Le ministre du Logement Vincent Jeanbrun a laissé entendre que l’exécutif ne pouvait pas ignorer la fatigue fiscale des ménages, déjà éprouvés par l’inflation et l’augmentation des charges de copropriété. La perspective d’une nouvelle hausse de taxe foncière faisait craindre un décrochage encore plus marqué du marché locatif, avec des bailleurs tentés de se retirer ou d’augmenter fortement les loyers pour compenser.
La suspension de cette hausse ne signifie pas pour autant un abandon définitif. Elle s’inscrit dans un contexte budgétaire extrêmement tendu, où chaque décision fiscale est scrutée à l’aune des déficits publics et des engagements européens. Le gouvernement cherche un équilibre délicat entre la nécessité de financer les collectivités locales et la protection du pouvoir d’achat des ménages.

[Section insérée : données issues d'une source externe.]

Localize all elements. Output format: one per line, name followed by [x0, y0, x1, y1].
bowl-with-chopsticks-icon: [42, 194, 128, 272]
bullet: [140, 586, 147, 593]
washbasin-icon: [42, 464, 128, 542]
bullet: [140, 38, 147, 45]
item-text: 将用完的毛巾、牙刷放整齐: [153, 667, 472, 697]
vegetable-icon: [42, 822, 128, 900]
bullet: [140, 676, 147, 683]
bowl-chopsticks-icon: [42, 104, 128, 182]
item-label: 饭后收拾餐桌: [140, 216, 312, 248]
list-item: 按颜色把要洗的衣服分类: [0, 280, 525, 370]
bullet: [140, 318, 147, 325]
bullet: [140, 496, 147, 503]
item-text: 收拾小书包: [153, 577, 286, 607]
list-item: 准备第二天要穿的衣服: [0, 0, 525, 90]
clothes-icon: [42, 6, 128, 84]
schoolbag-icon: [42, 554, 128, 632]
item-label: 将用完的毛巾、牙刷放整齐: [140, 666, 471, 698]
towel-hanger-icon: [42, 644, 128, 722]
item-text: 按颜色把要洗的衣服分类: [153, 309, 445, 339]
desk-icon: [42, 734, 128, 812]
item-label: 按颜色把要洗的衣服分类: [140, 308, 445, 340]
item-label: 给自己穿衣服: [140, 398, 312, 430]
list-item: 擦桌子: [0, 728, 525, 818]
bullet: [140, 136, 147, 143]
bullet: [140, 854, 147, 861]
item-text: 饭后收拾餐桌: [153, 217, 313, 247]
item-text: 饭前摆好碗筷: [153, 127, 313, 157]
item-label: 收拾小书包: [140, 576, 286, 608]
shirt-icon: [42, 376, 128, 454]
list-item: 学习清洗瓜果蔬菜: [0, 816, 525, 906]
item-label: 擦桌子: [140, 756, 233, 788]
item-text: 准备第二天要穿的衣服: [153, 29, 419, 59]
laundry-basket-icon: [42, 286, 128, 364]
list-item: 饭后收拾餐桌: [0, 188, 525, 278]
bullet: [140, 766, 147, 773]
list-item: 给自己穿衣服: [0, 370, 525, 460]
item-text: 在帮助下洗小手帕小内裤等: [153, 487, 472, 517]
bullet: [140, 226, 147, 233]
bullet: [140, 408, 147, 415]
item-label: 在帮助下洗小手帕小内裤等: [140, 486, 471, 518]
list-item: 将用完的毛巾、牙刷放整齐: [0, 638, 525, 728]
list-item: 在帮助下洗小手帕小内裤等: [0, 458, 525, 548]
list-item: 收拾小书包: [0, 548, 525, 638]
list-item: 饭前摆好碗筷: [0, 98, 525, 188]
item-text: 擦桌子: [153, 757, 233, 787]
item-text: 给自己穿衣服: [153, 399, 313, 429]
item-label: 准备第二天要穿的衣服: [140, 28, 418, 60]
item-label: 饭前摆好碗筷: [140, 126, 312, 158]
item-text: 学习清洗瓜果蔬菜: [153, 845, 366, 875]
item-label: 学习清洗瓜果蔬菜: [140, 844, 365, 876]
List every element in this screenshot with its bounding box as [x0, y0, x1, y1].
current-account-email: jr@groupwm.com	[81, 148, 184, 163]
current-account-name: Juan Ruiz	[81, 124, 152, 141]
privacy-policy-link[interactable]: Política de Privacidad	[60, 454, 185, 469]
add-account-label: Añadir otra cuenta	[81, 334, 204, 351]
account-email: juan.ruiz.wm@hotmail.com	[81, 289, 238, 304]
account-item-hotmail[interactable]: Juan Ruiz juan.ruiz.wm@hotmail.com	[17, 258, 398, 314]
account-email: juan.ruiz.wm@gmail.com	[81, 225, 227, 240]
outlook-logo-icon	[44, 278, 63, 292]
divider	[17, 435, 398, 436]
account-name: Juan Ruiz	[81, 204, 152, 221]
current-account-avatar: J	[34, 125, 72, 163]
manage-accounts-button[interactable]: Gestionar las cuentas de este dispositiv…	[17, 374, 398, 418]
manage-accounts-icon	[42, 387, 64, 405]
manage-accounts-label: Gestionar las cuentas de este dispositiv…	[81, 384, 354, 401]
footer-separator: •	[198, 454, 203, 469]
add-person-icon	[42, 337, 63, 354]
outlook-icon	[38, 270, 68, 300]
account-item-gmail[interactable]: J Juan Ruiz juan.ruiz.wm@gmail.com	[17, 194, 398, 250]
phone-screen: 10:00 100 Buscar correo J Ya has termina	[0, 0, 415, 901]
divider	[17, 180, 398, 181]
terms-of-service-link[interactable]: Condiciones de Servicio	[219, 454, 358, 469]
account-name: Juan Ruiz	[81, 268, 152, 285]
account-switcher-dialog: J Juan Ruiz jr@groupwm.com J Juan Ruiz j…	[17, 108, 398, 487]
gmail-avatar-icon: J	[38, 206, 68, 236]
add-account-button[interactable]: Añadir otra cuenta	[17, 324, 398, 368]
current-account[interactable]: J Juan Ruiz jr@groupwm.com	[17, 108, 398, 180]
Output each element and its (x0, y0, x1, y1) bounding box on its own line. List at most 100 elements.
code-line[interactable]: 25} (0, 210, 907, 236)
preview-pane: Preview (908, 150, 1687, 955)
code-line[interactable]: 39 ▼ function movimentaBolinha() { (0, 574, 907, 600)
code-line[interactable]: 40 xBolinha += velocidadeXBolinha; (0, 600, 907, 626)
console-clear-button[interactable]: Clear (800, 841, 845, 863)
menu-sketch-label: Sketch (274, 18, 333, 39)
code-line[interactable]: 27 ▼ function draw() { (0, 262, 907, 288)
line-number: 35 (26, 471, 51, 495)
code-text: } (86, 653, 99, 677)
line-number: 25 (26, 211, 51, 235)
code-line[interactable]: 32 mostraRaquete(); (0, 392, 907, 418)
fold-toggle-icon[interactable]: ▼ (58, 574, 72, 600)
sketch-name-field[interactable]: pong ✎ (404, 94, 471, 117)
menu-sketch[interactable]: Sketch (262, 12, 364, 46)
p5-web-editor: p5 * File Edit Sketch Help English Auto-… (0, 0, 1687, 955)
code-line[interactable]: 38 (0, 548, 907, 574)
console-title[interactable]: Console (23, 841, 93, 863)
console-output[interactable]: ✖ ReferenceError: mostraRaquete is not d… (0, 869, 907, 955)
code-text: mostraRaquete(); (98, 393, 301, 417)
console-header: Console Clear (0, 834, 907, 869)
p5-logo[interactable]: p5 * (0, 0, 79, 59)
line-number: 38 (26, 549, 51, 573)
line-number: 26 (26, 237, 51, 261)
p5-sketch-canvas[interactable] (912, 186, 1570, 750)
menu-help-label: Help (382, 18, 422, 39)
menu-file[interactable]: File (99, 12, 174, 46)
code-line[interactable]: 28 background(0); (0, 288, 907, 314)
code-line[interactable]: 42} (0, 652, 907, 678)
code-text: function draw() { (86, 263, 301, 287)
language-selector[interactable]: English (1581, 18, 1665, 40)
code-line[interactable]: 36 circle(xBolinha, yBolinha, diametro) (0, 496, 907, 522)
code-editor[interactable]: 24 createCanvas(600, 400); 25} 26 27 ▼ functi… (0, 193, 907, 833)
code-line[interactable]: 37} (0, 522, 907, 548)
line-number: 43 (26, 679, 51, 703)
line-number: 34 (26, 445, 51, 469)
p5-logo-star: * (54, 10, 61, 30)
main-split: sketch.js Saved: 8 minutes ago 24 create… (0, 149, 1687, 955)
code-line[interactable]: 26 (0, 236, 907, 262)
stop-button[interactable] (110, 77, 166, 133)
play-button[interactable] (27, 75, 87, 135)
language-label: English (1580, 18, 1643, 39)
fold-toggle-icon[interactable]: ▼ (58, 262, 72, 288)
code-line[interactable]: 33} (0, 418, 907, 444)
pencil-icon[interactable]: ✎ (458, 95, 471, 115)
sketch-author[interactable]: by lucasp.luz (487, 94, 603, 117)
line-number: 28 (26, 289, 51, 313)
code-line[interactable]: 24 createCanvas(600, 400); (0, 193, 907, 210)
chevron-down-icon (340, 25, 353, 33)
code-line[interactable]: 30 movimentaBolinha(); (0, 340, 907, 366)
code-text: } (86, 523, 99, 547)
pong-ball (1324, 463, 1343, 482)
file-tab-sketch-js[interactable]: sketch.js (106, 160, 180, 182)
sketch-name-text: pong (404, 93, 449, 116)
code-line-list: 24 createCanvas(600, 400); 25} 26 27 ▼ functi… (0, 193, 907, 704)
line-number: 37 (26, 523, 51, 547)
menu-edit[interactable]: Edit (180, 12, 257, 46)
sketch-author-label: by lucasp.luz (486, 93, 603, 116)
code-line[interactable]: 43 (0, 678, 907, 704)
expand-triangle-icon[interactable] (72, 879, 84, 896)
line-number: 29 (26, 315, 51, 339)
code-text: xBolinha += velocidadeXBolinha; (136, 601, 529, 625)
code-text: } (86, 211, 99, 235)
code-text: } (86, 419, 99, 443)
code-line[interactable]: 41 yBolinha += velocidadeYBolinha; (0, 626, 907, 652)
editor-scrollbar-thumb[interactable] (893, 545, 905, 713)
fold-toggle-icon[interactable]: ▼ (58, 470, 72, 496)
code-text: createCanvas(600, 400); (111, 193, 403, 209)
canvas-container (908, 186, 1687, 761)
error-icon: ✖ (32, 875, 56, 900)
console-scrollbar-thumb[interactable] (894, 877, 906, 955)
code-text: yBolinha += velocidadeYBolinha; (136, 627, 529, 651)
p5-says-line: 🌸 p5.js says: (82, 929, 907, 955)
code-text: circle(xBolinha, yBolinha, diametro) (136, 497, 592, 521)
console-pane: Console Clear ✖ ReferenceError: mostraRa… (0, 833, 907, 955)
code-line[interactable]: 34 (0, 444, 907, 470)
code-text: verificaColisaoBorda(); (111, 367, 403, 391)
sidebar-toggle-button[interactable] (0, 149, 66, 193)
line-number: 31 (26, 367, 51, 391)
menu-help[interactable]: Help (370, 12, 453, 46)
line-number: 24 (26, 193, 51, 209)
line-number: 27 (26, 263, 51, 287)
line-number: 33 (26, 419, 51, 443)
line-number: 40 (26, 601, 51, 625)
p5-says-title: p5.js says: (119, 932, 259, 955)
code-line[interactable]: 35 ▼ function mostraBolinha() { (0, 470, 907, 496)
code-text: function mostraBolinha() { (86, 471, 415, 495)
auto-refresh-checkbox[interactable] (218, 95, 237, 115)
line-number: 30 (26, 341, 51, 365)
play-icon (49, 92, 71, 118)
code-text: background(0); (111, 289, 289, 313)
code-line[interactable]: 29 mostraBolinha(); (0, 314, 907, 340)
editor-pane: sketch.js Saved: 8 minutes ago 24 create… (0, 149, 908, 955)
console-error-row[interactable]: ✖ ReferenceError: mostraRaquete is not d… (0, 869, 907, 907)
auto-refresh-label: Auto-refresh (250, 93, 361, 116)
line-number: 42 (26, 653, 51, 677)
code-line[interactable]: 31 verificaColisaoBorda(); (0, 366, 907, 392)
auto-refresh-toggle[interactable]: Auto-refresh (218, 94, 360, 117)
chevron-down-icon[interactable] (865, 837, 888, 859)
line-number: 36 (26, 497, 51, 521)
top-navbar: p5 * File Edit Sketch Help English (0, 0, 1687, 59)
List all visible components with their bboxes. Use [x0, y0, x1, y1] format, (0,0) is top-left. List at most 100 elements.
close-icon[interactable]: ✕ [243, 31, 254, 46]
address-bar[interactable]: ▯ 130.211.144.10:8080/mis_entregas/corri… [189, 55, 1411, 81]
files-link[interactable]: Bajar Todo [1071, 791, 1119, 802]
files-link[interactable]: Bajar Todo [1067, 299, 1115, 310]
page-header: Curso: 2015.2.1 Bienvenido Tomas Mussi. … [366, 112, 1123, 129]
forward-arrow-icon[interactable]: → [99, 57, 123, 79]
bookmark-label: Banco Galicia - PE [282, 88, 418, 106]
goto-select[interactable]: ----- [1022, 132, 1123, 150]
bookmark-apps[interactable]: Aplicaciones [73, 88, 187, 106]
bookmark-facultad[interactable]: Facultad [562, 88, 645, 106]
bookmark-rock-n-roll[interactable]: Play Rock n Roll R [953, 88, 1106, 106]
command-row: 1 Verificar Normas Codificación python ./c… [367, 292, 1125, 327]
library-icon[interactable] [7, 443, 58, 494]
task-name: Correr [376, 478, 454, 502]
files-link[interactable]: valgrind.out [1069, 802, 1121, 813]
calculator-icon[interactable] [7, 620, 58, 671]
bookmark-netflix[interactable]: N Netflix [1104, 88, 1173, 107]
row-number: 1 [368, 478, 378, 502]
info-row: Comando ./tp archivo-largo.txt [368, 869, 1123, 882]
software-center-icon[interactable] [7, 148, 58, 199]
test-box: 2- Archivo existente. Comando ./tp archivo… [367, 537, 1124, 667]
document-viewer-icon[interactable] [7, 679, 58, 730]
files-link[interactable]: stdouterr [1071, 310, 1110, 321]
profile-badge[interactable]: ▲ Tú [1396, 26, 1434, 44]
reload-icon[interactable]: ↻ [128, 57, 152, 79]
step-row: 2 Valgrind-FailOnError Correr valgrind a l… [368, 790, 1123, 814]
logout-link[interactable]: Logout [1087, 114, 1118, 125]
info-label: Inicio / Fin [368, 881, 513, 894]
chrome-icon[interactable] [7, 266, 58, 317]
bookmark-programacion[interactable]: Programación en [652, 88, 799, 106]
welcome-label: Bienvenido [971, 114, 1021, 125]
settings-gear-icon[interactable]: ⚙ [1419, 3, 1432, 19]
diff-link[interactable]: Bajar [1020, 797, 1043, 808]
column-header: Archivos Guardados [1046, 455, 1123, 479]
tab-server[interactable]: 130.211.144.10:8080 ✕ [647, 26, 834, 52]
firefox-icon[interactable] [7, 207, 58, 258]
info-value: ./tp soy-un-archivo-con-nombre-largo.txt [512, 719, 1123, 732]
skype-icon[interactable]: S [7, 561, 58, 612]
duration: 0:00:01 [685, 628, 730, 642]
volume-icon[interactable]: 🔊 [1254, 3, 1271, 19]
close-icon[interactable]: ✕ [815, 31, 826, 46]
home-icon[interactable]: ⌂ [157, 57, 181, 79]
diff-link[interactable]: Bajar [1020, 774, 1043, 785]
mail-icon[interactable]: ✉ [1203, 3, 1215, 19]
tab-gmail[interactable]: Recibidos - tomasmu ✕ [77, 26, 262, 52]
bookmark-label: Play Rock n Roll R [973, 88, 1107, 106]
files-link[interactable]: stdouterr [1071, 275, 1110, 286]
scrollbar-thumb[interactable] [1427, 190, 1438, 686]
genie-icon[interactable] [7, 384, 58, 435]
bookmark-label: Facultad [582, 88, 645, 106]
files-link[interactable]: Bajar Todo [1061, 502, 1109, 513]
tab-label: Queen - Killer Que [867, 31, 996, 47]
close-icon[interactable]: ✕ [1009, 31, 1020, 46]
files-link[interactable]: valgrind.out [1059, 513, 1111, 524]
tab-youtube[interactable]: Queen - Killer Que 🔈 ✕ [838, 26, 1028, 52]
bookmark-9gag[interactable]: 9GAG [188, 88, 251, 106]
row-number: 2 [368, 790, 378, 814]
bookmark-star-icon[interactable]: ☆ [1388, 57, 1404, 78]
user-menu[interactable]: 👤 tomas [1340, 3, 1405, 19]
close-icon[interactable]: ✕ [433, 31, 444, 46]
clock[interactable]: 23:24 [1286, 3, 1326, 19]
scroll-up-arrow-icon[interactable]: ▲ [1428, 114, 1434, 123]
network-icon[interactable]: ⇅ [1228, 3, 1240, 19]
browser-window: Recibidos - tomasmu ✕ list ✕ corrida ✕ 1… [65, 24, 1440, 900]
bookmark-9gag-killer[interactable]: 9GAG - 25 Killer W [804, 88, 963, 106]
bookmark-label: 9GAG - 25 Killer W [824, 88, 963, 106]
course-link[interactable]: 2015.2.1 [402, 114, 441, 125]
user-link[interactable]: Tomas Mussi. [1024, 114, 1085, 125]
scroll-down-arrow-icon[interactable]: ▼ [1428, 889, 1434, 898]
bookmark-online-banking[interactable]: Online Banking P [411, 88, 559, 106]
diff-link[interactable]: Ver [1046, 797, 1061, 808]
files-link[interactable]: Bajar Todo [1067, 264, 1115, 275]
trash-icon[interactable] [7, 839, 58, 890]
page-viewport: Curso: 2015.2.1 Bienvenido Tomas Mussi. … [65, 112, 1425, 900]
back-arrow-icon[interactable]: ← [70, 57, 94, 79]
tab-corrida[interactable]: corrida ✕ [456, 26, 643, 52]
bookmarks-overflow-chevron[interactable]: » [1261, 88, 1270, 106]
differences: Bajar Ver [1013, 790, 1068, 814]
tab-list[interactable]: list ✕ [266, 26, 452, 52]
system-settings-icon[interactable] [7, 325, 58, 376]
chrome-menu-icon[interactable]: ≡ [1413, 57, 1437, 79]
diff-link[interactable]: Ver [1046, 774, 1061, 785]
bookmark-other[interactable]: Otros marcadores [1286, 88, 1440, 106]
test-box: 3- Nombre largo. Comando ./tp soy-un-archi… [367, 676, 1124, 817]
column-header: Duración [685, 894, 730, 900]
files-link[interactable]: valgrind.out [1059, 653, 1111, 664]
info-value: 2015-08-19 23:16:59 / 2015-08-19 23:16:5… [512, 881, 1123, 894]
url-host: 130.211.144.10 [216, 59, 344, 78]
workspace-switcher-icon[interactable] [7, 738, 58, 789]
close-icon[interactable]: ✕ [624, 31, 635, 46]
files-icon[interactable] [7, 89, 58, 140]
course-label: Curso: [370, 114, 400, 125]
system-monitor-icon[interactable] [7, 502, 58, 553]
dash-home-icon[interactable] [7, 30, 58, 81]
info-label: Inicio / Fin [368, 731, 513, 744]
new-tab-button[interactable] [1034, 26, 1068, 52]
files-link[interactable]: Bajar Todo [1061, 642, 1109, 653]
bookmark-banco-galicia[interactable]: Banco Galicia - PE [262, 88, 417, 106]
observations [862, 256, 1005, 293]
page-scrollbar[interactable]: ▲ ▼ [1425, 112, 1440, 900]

Cette annonce redessine aussi les rapports avec les maires, qui comptent sur la taxe foncière pour boucler leurs budgets. Beaucoup dénoncent un jeu de yoyo fiscal qui complique la planification des investissements, notamment en matière de rénovation énergétique et de logement social.
Cette inflexion illustre la fragilité de la majorité face à une opinion excédée par la hausse des impôts locaux. À l’approche de nouvelles échéances électorales, l’exécutif tente d’envoyer un signal d’apaisement. Reste à savoir si ce geste symbolique suffira à calmer la colère des contribuables, alors que d’autres hausses, plus discrètes, continuent de s’empiler sur leurs avis d’imposition.